A faint hum of tension tightened the air, and Vidar’s copper eyes darkened.

“I loathe your type,” he hissed. “You wear righteousness like armor. But that façade cracks under pressure.”

“Bold of you to think your presence carries any kind of pressure,” I retorted.

He took a step forward. It was supposed to be a menacing move, but I stood my ground, tipping my chin up.

“You should be careful who you antagonize,” he warned, his voice low. “Shadow Claw doesn’t forget.”

I let my smile sharpen. “How is Brynjar, by the way?”

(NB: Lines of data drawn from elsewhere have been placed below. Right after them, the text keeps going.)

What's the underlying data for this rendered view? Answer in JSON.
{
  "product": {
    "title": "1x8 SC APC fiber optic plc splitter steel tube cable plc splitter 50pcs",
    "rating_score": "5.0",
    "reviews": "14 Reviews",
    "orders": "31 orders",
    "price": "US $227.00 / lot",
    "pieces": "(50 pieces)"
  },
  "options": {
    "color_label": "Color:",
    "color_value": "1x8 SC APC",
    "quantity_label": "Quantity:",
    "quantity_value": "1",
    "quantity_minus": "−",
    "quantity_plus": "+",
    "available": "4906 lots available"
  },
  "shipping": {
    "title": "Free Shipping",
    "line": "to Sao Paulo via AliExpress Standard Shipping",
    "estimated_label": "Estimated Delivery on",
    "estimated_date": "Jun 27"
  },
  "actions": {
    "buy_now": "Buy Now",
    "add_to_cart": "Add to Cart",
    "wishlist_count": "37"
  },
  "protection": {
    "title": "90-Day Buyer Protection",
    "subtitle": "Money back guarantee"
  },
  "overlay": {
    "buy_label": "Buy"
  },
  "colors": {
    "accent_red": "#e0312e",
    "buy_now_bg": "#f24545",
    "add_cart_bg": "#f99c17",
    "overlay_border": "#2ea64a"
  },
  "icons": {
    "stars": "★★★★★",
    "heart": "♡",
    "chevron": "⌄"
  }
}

At the mention of his younger brother, a flicker of rage passed across Vidar’s face.

Good. He wasn’t the only one who could provoke.

“I hope he has a poster of my face in his room that he throws darts at.” I shrugged. “Although he’s so inadequate, I doubt he’ll ever hit the bullseye.”

Vidar lunged without warning, his movements so fast that a lesser wolf would have been thrown against the wall before realizing he’d moved.

But contrary to what I had believed all my life, I was not a lesser wolf.

Alina surged forward, reflexes fluid. I twisted sideways, heels pivoting on marble as I slipped past his reach.

His hand cut through empty air where my shoulder had been as I landed lightly two steps away.

But that was not what I let him see.

As I moved, I altered my psionic field—subtly compressing and releasing it in a brief pulse. Just enough to distort.

To imply that psychic intervention, not pure wolf instinct, had saved me. Alina’s existence was still on a need-to-know basis.